1. The parameter $$\alpha$$ is the index, as before.
2. The parameter $$\beta$$ is the skewness parameter.
3. The parameter $$c$$ is the location parameter.
4. The parameter $$d$$ is the scale parameter.

Thus, the family of stable distributions is a 4 parameter family. The index parameter $$\alpha$$ and and the skewness parameter $$\beta$$ can be considered shape parameters. When the location parameter $$c = 0$$ and the scale parameter $$d = 1$$, we get the standard form of the stable distributions, with characteristic function $\chi(t) = \E\left(e^{i t X}\right) = \exp\left(-\left|t\right|^\alpha \left[1 + i \beta \sgn(t) u_\alpha(t)\right]\right), \quad t \in \R$

The characteristic function gives another proof that stable distributions are closed under convolution (corresponding to sums of independent variables), if the index is fixed.

Suppose that $$X_1$$ and $$X_2$$ are independent random variables, and that $$X_1$$ and $$X_2$$ have the stable distribution with common index $$\alpha \in (0, 2]$$, skewness parameter $$\beta_k \in [-1, 1]$$, location parameter $$c_k \in \R$$, and scale parameter $$d_k \in (0, \infty)$$. Then $$X_1 + X_2$$ has the stable distribution with index $$\alpha$$, location parameter $$c = c_1 + c_2$$ , scale parameter $$d = \left(d_1^\alpha + d_2^\alpha\right)^{1/\alpha}$$, and skewness parameter $\beta = \frac{\beta_1 d_1^\alpha + \beta_2 d_2^\alpha}{d_1^\alpha + d_2^\alpha}$

Proof

Let $$\chi_k$$ denote the characteristic function of $$X_k$$ for $$k \in \{1, 2\}$$. Then $$X_1 + X_2$$ has characteristic function $$\chi = \chi_1 \chi_2$$. The result follows from using the form of the characteristic function above and some algebra.

## Special Cases

Three special parametric families of distributions studied in this chapter are stable. In the proofs in this subsection, we use the definition of stability and various important properties of the distributions. These properties, in turn, are verified in the sections devoted to the distributions.

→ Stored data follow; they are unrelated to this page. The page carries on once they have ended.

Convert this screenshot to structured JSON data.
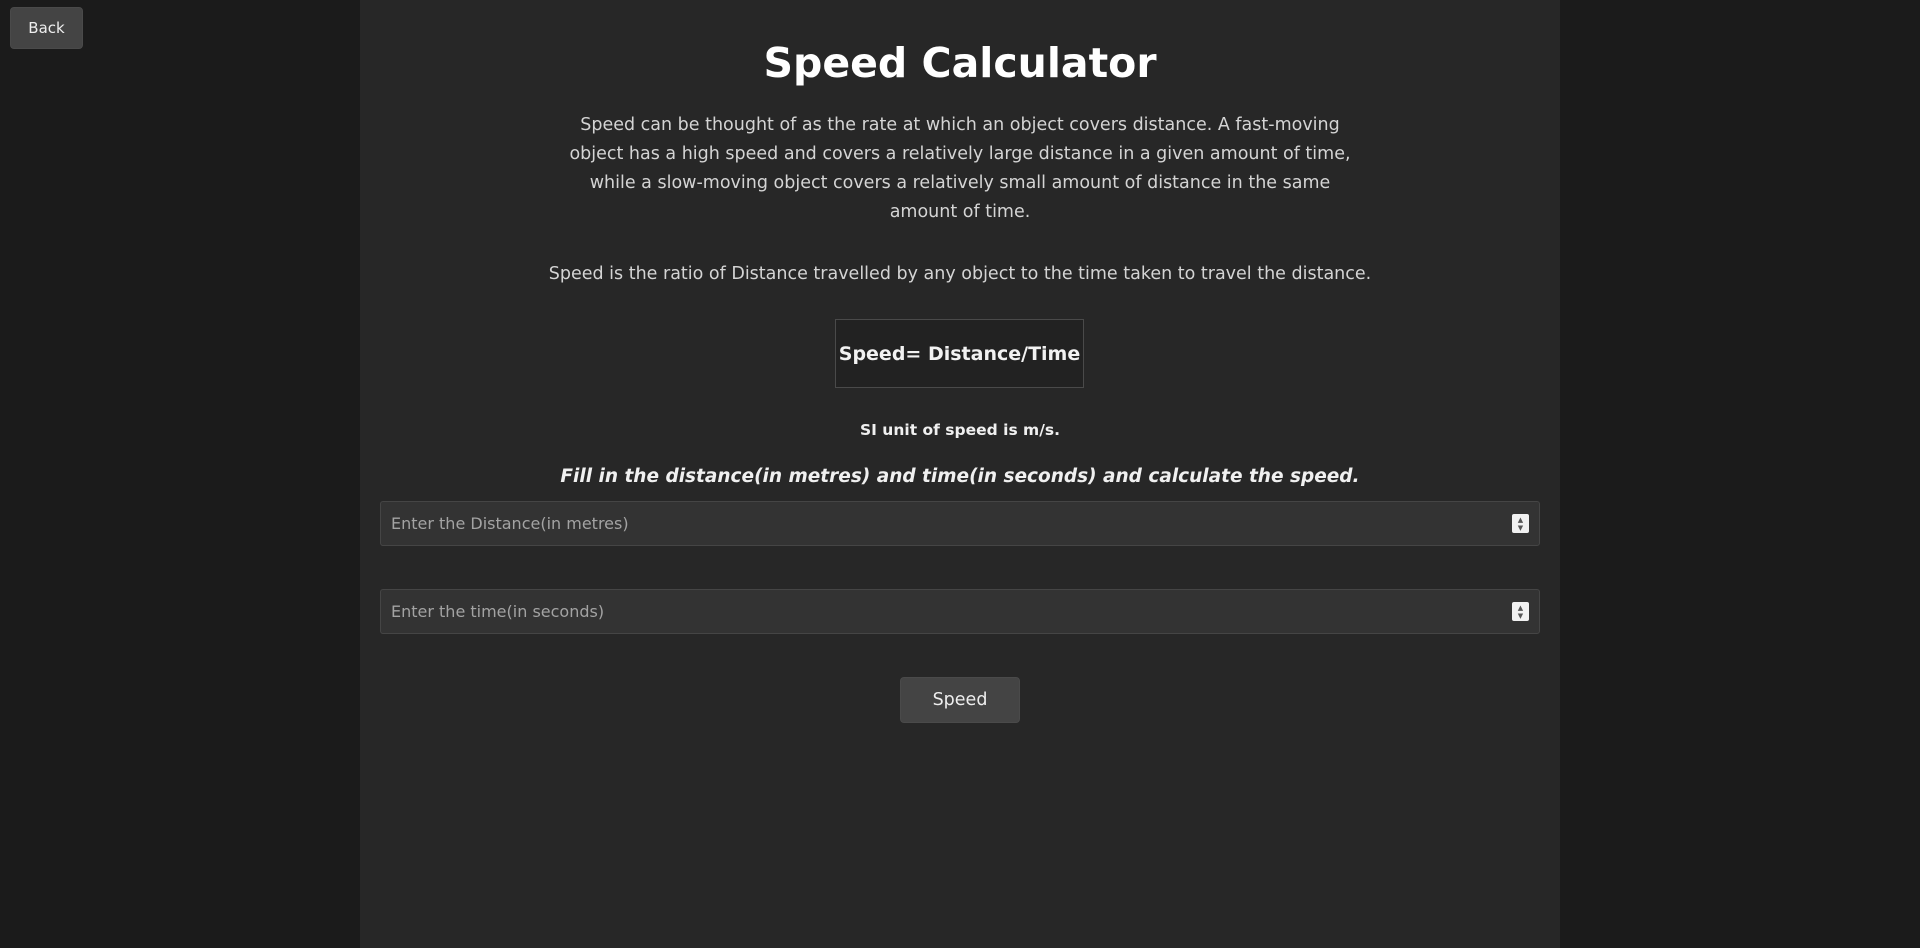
{
  "nav": {
    "back_label": "Back"
  },
  "main": {
    "title": "Speed Calculator",
    "description": "Speed can be thought of as the rate at which an object covers distance. A fast-moving object has a high speed and covers a relatively large distance in a given amount of time, while a slow-moving object covers a relatively small amount of distance in the same amount of time.",
    "ratio_text": "Speed is the ratio of Distance travelled by any object to the time taken to travel the distance.",
    "formula": "Speed= Distance/Time",
    "si_unit": "SI unit of speed is m/s.",
    "instruction": "Fill in the distance(in metres) and time(in seconds) and calculate the speed."
  },
  "form": {
    "distance": {
      "placeholder": "Enter the Distance(in metres)",
      "value": ""
    },
    "time": {
      "placeholder": "Enter the time(in seconds)",
      "value": ""
    },
    "submit_label": "Speed"
  },
  "colors": {
    "page_background": "#1b1b1b",
    "panel_background": "#272727",
    "button_background": "#444444",
    "input_background": "#333333"
  }
}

We also give proofs based on the characteristic function, which allows us to identify the skewness parameter.

The normal distribution is stable with index $$\alpha = 2$$. There is no skewness parameter.

Proof

If $$n \in \N_+$$ and $$(Z_1, Z_2, \ldots, Z_n)$$ is a sequence of independent variables, each with the standard normal distribution, then $$Z_1 + Z_2 + \cdots + Z_n$$ has the normal distribution with mean 0 and variance $$n$$. But this is also the distribution of $$\sqrt{n} Z$$ where $$Z$$ has the standard normal distribution. Hence the standard normal distribution is strictly stable, with index $$\alpha = 2$$. The normal distribution with mean $$\mu \in \R$$ and standard deviation $$\sigma \in (0, \infty)$$ is the distribution of $$\mu + \sigma Z$$. From our basic properties above, this distribution is stable with index $$\alpha = 2$$ and centering parameters $$\left(n - \sqrt{n}\right) \mu$$ for $$n \in \N$$.

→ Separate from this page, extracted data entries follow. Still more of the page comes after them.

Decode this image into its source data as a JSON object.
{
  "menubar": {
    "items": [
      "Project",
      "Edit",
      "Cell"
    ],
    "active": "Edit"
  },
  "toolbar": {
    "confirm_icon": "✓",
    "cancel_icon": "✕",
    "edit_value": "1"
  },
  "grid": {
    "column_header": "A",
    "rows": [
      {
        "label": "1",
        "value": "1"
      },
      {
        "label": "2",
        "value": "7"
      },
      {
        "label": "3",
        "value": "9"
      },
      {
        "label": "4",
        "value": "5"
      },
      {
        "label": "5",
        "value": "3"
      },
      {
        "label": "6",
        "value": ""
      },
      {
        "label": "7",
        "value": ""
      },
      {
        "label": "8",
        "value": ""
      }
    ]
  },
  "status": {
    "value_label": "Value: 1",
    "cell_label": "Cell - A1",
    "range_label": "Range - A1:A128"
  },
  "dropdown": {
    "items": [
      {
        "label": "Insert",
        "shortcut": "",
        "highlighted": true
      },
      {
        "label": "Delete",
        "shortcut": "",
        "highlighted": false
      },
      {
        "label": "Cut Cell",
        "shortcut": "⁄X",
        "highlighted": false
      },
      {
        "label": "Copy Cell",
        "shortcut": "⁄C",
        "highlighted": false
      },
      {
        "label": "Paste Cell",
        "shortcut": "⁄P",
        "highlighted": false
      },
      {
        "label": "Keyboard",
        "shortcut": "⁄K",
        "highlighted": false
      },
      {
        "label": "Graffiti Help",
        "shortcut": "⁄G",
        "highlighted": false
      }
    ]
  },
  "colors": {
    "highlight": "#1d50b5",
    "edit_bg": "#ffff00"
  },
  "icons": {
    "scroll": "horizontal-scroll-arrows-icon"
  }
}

In terms of the characteristic function, note that if $$\alpha = 2$$ then $$u_\alpha(t) = \tan(\pi) = 0$$ so the skewness parameter $$\beta$$ drops out completely. The characteristic function in standard form $$\chi(t) = e^{-t^2}$$ for $$t \in \R$$, which is the characteristic function of the normal distribution with mean 0 and variance 2.

Of course, the normal distribution has finite variance, so once we know that it is stable, it follows from the finite variance property above that the index must be 2. Moreover, the characteristic function shows that the normal distribution is the only stable distribution with index 2, and hence the only stable distribution with finite variance.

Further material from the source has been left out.